In my experience as a teacher and managing a class I tried to be aware of behaviors and be willing to correct inappropriate actions from some students directed toward others. I hate bullies. Long before I became 6’ 4” and 240 pounds I was bullied by individuals in grade school and couldn’t get away from them. No complaint to a teacher brought me relief, it is still with me today at age 65… this time, I’m glad I can’t go back, I would be afraid of my actions.
In my classroom my method was simple. When “jocks” or the socially “cool” or the wannabe “thugs” started to get the upper hand on some individual that targeted individual was sent to a counselor who, by prearrangement, kept him/her in the office for ten minutes “just checking their schedule” while I talked to my class and reminded them of life’s little disappointments. Their future child might not look right, maybe not talk or walk right, or just not fit in.

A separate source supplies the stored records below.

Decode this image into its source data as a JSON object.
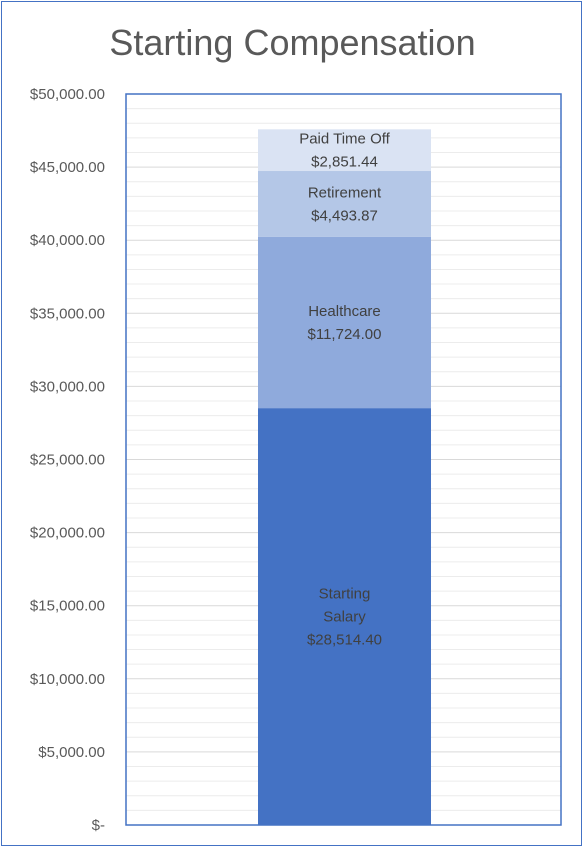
{
  "chart_data": {
    "type": "bar",
    "stacked": true,
    "title": "Starting Compensation",
    "ylim": [
      0,
      50000
    ],
    "y_tick_labels": [
      "$-",
      "$5,000.00",
      "$10,000.00",
      "$15,000.00",
      "$20,000.00",
      "$25,000.00",
      "$30,000.00",
      "$35,000.00",
      "$40,000.00",
      "$45,000.00",
      "$50,000.00"
    ],
    "gridlines": true,
    "series": [
      {
        "name": "Starting Salary",
        "value": 28514.4,
        "label_lines": [
          "Starting",
          "Salary",
          "$28,514.40"
        ],
        "color": "#4472c4"
      },
      {
        "name": "Healthcare",
        "value": 11724.0,
        "label_lines": [
          "Healthcare",
          "$11,724.00"
        ],
        "color": "#8faadc"
      },
      {
        "name": "Retirement",
        "value": 4493.87,
        "label_lines": [
          "Retirement",
          "$4,493.87"
        ],
        "color": "#b4c7e7"
      },
      {
        "name": "Paid Time Off",
        "value": 2851.44,
        "label_lines": [
          "Paid Time Off",
          "$2,851.44"
        ],
        "color": "#dae3f3"
      }
    ]
  }
}
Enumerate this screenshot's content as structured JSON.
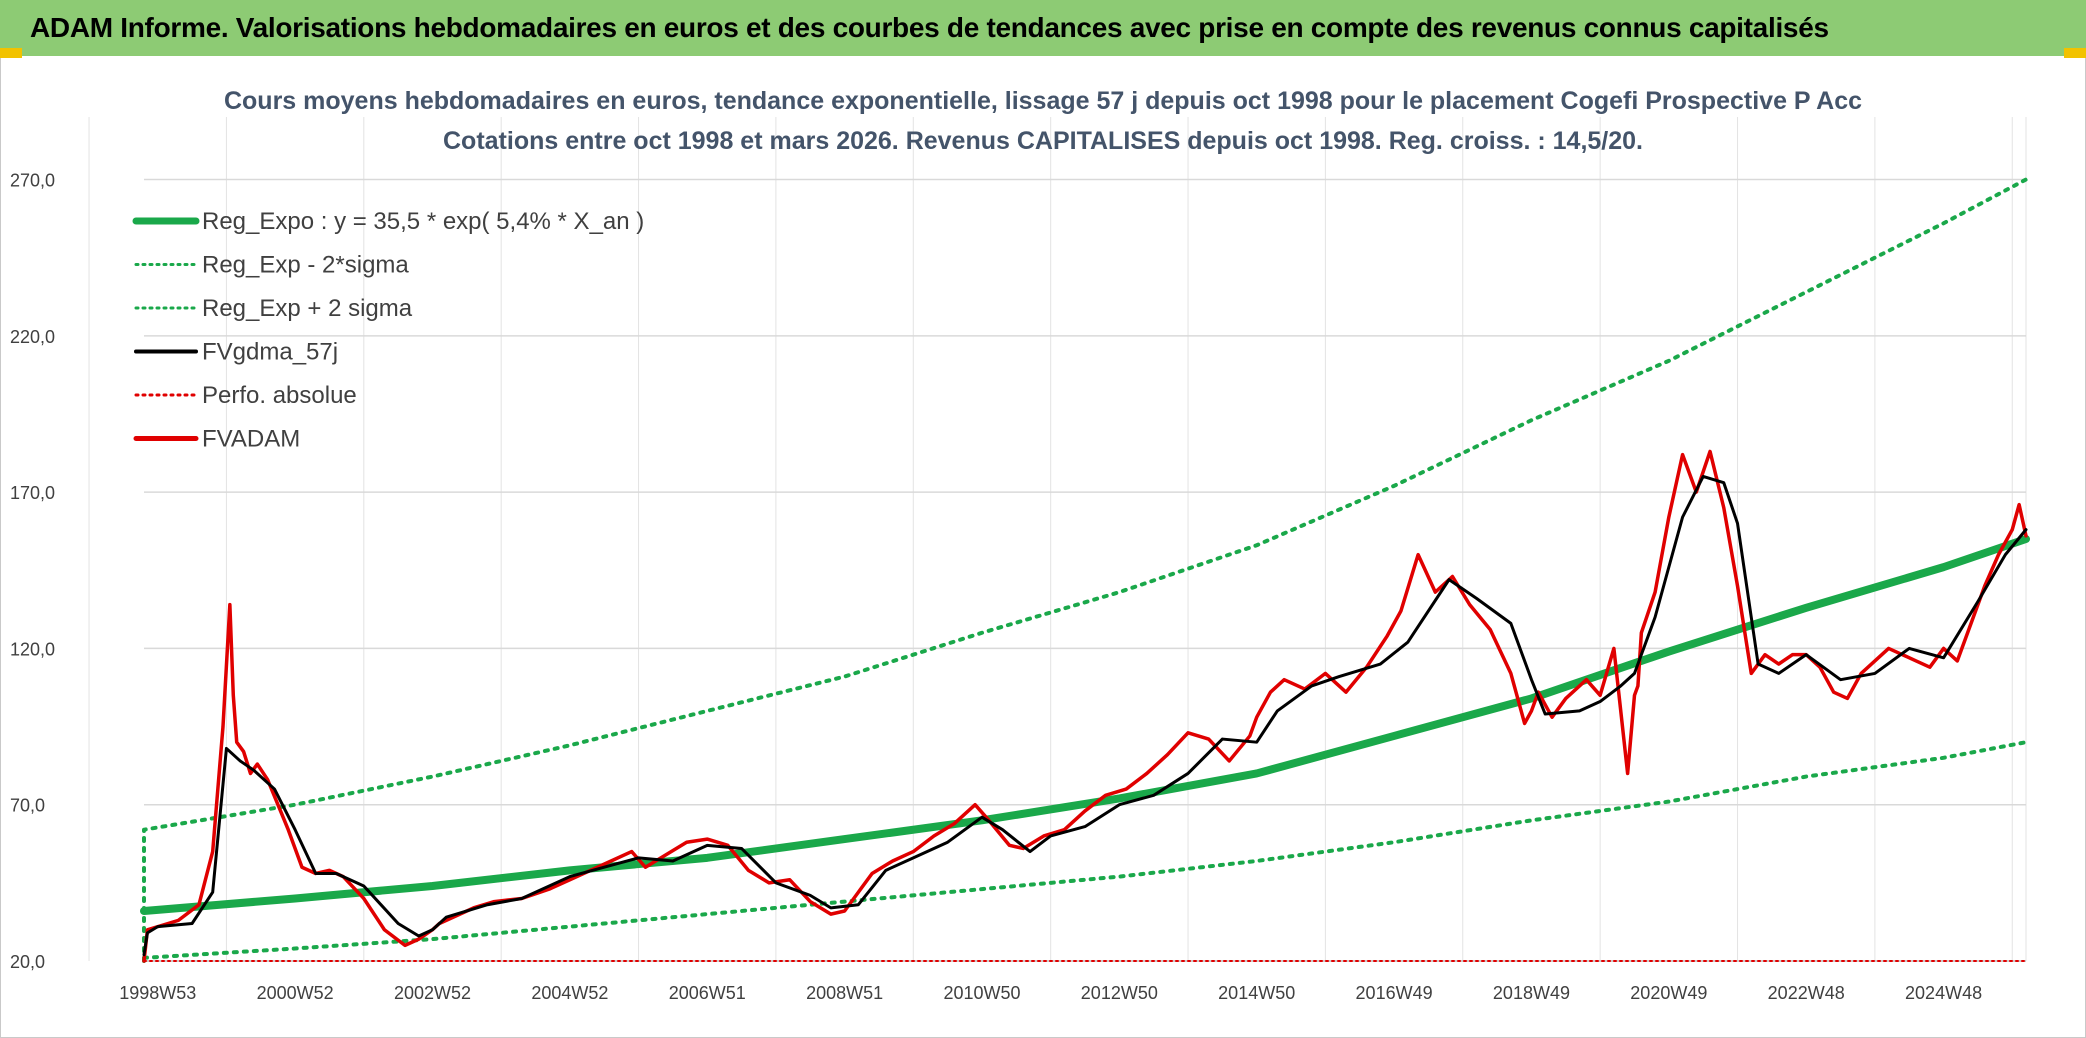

“Worse still, your future child could be on the playground or in the classroom with bullies like YOU! How dare you!” I’d say to my class. In the past, leaders and followers have come to me and apologized for their behavior and have brought the victim into their circle.
Toward the end of my teaching career, I was seeing many examples of this bullying social behavior. I saw more and more children taunted by their “friends;” bullied by individuals that morphed into groups; excluded from athletic groups, social groups and academic groups just because of that groups’ perception of what was correct, cool and normal.
Friedrich Nietzsche the German philosopher once commented that humans are the only animal that commits suicide. It is chilling, but it is true. Our young children listen at times to the wrong people with tragic consequences. Their panic and sense of self worth at times pushes them to a place that is hard to imagine. It breaks my heart that I find myself at times powerless to undo what some people have done. I am saddened in my character in that I am now not recognizing the better angels in peoples’ souls but, instead, look for the evil in mankind instead of the good.
My panic and fear is that I can’t be that teacher or the parent for my grandchildren, but it is tempered by the love and support that is extended by their true parents. We as a society have allowed this community of bullies and evil to flourish and we as a society have the power to stop it through education and voice.